Dan Dalton

Apple execs said that 24 percent of the company's hires last year were minorities, and 35 percent were women

Taylor Lewis
Aug, 14, 2015

After reports found a glaring lack of women and minorities in Silicon Valley, Apple has set out to increase its diversity.

Apple CEO Tim Cook announced yesterday that in the last year, 35 percent of the company's new hires were women, and 24 percent were either Black or Latino. However, the company and its executives admit that it is still overwhelmingly White and male—though it hired more diverse employees, the number of women and minorities within the company only increased by 1 percent from last year.

"Diversity is critical to innovation, and it is essential to Apple's future," Cook said in a statement. "We aspire to do more than just make our company as diverse as the talent available to hire. 

Last month, various tech giants began releasing statistics showing their workforce demographics, and the diversity within the companies was minimal. Only 4 percent of Intel's employees were Black, while companies like Google, Yahoo!, LinkedIn and Twitter all had workforces that were only 2 percent Black. 

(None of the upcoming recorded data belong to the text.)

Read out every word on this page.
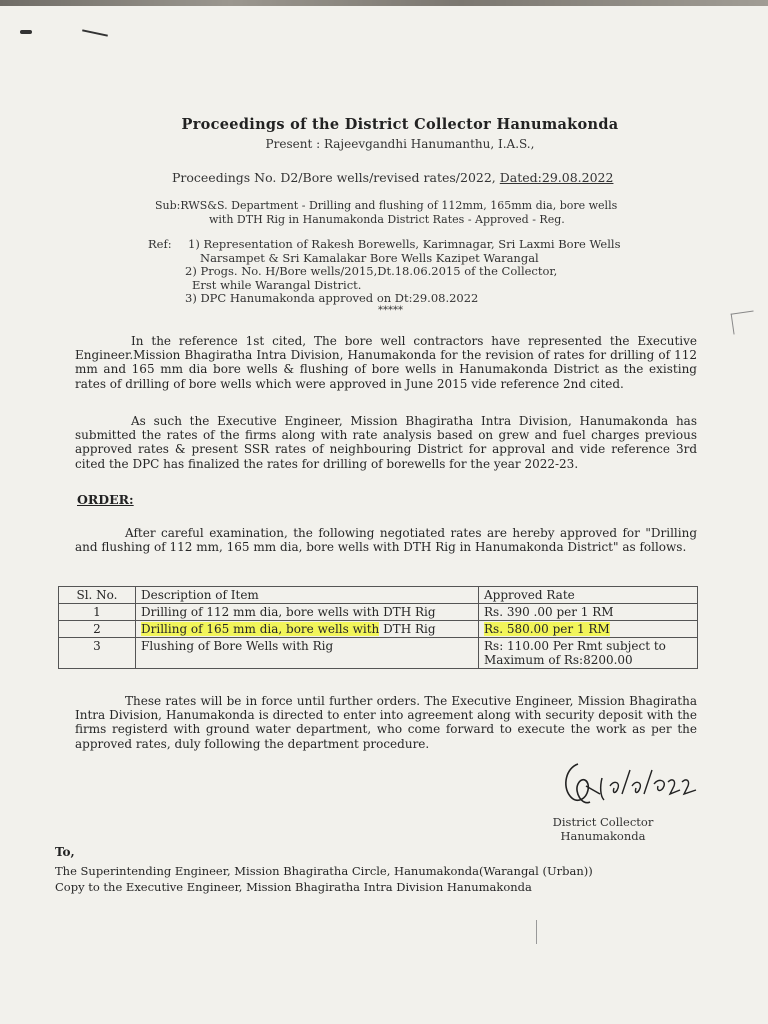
Proceedings of the District Collector Hanumakonda
Present : Rajeevgandhi Hanumanthu, I.A.S.,
Proceedings No. D2/Bore wells/revised rates/2022, Dated:29.08.2022
Sub:RWS&S. Department - Drilling and flushing of 112mm, 165mm dia, bore wells
with DTH Rig in Hanumakonda District Rates - Approved - Reg.
Ref:	1) Representation of Rakesh Borewells, Karimnagar, Sri Laxmi Bore Wells
Narsampet & Sri Kamalakar Bore Wells Kazipet Warangal
2) Progs. No. H/Bore wells/2015,Dt.18.06.2015 of the Collector,
Erst while Warangal District.
3) DPC Hanumakonda approved on Dt:29.08.2022
*****
In the reference 1st cited, The bore well contractors have represented the Executive Engineer.Mission Bhagiratha Intra Division, Hanumakonda for the revision of rates for drilling of 112 mm and 165 mm dia bore wells & flushing of bore wells in Hanumakonda District as the existing rates of drilling of bore wells which were approved in June 2015 vide reference 2nd cited.
As such the Executive Engineer, Mission Bhagiratha Intra Division, Hanumakonda has submitted the rates of the firms along with rate analysis based on grew and fuel charges previous approved rates & present SSR rates of neighbouring District for approval and vide reference 3rd cited the DPC has finalized the rates for drilling of borewells for the year 2022-23.
ORDER:
After careful examination, the following negotiated rates are hereby approved for "Drilling and flushing of 112 mm, 165 mm dia, bore wells with DTH Rig in Hanumakonda District" as follows.
Sl. No.	Description of Item	Approved Rate
1	Drilling of 112 mm dia, bore wells with DTH Rig	Rs. 390 .00 per 1 RM
2	Drilling of 165 mm dia, bore wells with DTH Rig	Rs. 580.00 per 1 RM
3	Flushing of Bore Wells with Rig	Rs: 110.00 Per Rmt subject to
Maximum of Rs:8200.00
These rates will be in force until further orders. The Executive Engineer, Mission Bhagiratha Intra Division, Hanumakonda is directed to enter into agreement along with security deposit with the firms registerd with ground water department, who come forward to execute the work as per the approved rates, duly following the department procedure.
District Collector
Hanumakonda
To,
The Superintending Engineer, Mission Bhagiratha Circle, Hanumakonda(Warangal (Urban))
Copy to the Executive Engineer, Mission Bhagiratha Intra Division Hanumakonda
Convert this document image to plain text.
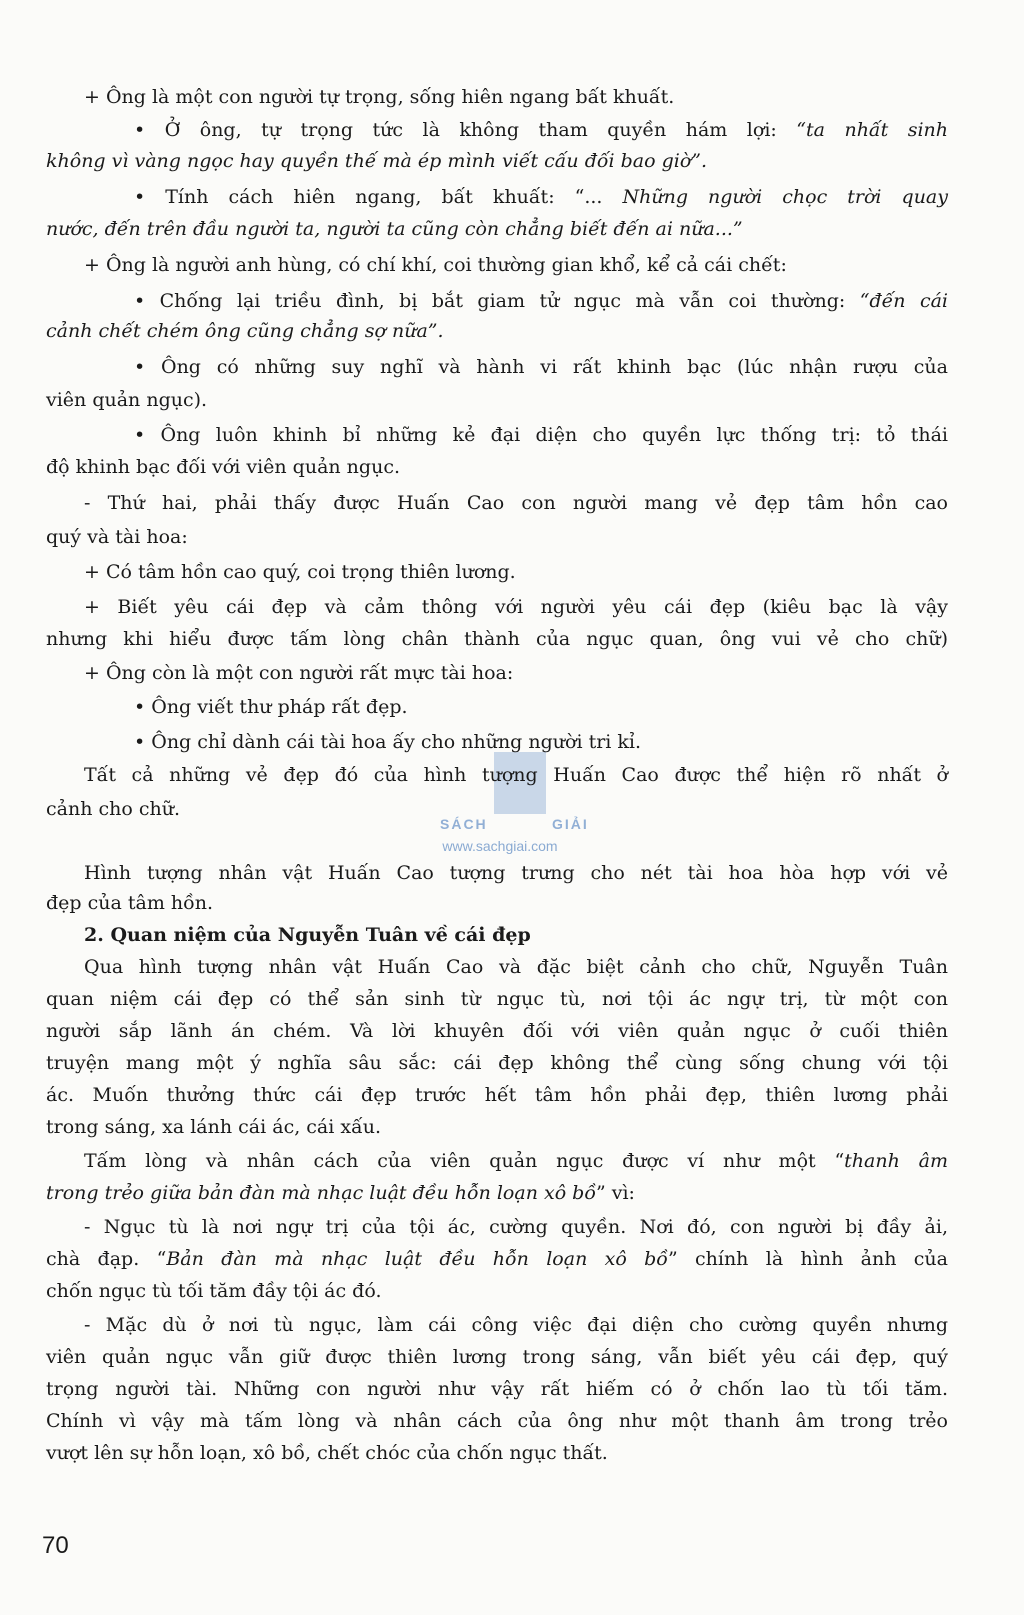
+ Ông là một con người tự trọng, sống hiên ngang bất khuất.
• Ở ông, tự trọng tức là không tham quyền hám lợi: “ta nhất sinh
không vì vàng ngọc hay quyền thế mà ép mình viết cấu đối bao giờ”.
• Tính cách hiên ngang, bất khuất: “... Những người chọc trời quay
nước, đến trên đầu người ta, người ta cũng còn chẳng biết đến ai nữa...”
+ Ông là người anh hùng, có chí khí, coi thường gian khổ, kể cả cái chết:
• Chống lại triều đình, bị bắt giam tử ngục mà vẫn coi thường: “đến cái
cảnh chết chém ông cũng chẳng sợ nữa”.
• Ông có những suy nghĩ và hành vi rất khinh bạc (lúc nhận rượu của
viên quản ngục).
• Ông luôn khinh bỉ những kẻ đại diện cho quyền lực thống trị: tỏ thái
độ khinh bạc đối với viên quản ngục.
- Thứ hai, phải thấy được Huấn Cao con người mang vẻ đẹp tâm hồn cao
quý và tài hoa:
+ Có tâm hồn cao quý, coi trọng thiên lương.
+ Biết yêu cái đẹp và cảm thông với người yêu cái đẹp (kiêu bạc là vậy
nhưng khi hiểu được tấm lòng chân thành của ngục quan, ông vui vẻ cho chữ)
+ Ông còn là một con người rất mực tài hoa:
• Ông viết thư pháp rất đẹp.
• Ông chỉ dành cái tài hoa ấy cho những người tri kỉ.
Tất cả những vẻ đẹp đó của hình tượng Huấn Cao được thể hiện rõ nhất ở
cảnh cho chữ.
Hình tượng nhân vật Huấn Cao tượng trưng cho nét tài hoa hòa hợp với vẻ
đẹp của tâm hồn.
2. Quan niệm của Nguyễn Tuân về cái đẹp
Qua hình tượng nhân vật Huấn Cao và đặc biệt cảnh cho chữ, Nguyễn Tuân
quan niệm cái đẹp có thể sản sinh từ ngục tù, nơi tội ác ngự trị, từ một con
người sắp lãnh án chém. Và lời khuyên đối với viên quản ngục ở cuối thiên
truyện mang một ý nghĩa sâu sắc: cái đẹp không thể cùng sống chung với tội
ác. Muốn thưởng thức cái đẹp trước hết tâm hồn phải đẹp, thiên lương phải
trong sáng, xa lánh cái ác, cái xấu.
Tấm lòng và nhân cách của viên quản ngục được ví như một “thanh âm
trong trẻo giữa bản đàn mà nhạc luật đều hỗn loạn xô bồ” vì:
- Ngục tù là nơi ngự trị của tội ác, cường quyền. Nơi đó, con người bị đầy ải,
chà đạp. “Bản đàn mà nhạc luật đều hỗn loạn xô bồ” chính là hình ảnh của
chốn ngục tù tối tăm đầy tội ác đó.
- Mặc dù ở nơi tù ngục, làm cái công việc đại diện cho cường quyền nhưng
viên quản ngục vẫn giữ được thiên lương trong sáng, vẫn biết yêu cái đẹp, quý
trọng người tài. Những con người như vậy rất hiếm có ở chốn lao tù tối tăm.
Chính vì vậy mà tấm lòng và nhân cách của ông như một thanh âm trong trẻo
vượt lên sự hỗn loạn, xô bồ, chết chóc của chốn ngục thất.
SÁCH	GIẢI
www.sachgiai.com
70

In recent months, Apple has made public pushes to diversify the technology landscape. In March, the company announced a $50 million initiative that would increase the number of minorities in tech jobs. 

Civil rights activist Jesse Jackson, who has been active in pushing to boost the number of minorities in Silicon Valley, has praised Apple's efforts, but he is asking that the companies provide more comprehensive hiring data and prioritize contracting with female- and minority-owned companies.